Helium-inflated balloons are affected by extreme temperatures and high altitudes. The rule for temperatures is to slightly under-inflate balloons when moving them from a cool environment to a warmer one (as the helium will expand), and slightly over-inflate them when moving them from a warm environment to a cooler one (as the helium will contract). For example, moving helium-filled balloons from an air-conditioned room to one that's not or to the outdoors on a warm or hot day will result in the balloon expanding. Test the balloons to determine proper inflation in each circumstance.

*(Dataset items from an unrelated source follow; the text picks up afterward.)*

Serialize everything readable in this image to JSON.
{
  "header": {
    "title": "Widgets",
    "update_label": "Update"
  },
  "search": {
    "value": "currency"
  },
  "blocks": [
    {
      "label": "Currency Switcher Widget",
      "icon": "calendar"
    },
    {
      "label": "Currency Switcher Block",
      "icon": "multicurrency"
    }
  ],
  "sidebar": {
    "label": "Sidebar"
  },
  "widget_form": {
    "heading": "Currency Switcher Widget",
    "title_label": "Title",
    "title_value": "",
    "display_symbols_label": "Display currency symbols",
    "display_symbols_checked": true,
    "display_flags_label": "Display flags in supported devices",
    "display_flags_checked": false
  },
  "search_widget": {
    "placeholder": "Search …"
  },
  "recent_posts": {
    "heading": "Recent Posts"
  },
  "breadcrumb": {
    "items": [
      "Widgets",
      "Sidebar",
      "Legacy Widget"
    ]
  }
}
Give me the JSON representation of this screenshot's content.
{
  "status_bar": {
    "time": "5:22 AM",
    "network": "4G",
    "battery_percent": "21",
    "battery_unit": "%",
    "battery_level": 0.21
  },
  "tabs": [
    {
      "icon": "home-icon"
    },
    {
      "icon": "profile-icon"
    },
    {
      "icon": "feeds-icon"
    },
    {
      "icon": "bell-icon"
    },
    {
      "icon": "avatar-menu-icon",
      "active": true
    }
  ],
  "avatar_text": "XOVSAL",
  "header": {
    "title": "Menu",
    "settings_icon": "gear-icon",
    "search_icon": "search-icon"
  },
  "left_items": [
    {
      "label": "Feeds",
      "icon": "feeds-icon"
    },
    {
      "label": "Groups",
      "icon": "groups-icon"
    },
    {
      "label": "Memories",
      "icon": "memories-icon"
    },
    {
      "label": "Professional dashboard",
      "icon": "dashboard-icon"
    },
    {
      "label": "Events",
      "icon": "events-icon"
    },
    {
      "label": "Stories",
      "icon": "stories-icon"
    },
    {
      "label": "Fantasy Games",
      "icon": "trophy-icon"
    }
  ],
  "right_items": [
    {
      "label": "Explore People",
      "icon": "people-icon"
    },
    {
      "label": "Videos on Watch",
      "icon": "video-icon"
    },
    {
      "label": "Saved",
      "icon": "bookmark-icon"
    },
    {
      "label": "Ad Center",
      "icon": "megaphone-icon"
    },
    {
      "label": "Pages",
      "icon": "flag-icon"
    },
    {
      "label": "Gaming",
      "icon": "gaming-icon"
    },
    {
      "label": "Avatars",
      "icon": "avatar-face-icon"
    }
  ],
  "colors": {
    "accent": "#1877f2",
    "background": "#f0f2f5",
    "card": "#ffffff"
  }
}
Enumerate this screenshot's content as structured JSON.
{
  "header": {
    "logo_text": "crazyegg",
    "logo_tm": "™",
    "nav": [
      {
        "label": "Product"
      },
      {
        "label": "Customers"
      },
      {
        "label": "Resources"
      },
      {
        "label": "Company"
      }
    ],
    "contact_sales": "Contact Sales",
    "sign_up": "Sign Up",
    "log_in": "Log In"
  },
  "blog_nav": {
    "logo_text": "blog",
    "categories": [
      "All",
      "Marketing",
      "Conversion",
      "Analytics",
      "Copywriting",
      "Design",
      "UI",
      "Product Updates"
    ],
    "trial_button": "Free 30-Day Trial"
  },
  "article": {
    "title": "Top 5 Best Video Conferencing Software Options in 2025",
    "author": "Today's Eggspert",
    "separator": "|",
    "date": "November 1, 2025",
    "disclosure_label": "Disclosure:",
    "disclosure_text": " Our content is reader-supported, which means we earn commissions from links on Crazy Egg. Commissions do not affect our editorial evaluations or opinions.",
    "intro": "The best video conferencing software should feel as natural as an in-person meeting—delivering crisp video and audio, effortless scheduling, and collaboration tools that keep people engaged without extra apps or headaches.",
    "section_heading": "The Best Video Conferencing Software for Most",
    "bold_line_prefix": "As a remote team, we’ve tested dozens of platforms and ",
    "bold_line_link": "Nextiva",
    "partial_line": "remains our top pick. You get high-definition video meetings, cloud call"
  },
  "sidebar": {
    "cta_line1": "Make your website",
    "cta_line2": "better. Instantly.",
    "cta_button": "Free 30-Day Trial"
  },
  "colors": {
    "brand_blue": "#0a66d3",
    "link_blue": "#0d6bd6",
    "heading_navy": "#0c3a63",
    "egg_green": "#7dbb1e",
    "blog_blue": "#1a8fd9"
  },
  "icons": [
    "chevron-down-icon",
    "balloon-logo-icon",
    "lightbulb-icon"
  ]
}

Altitude effects the float time of latex balloons as helium has less lift in higher altitudes. Balloon will not float as long in higher altitudes, so larger balloons should be used. For more precise results, helium inflate various sizes and track the times they float at your altitude.
Latex balloons can become covered with a velvet finish when atmospheric conditions change, such as in high humidity, in high ozone or when exposed to sunlight. This velvet finish is the result of oxidation, the first step in the bio-degradation (or natural breakdown) of the natural latex. To decrease the possibility of oxidation, cover balloons with a plastic bag, especially if they will be exposed for an length of time. When inflating large quantities of balloons for decorating, many professionals recommend inflating the balloons on-site to try and avoid oxidation when the balloons are transferred for the store to the site, especially when moving the balloons in and out of air-conditioned facilities.
To slow the process of oxidation, apply a product such as HI-FLOAT or Balloon Shine to the exterior of the balloon (following the manufacturers instructions).
Tying knots in balloon necks is the preferred method of sealing latex balloons as it provides the best seal, it doesn't add weight so the float times are not reduced, it is less time consuming and it is more cost effective.
To seal 36" and larger latex balloons, use Giant Quickie Clips or cable ties.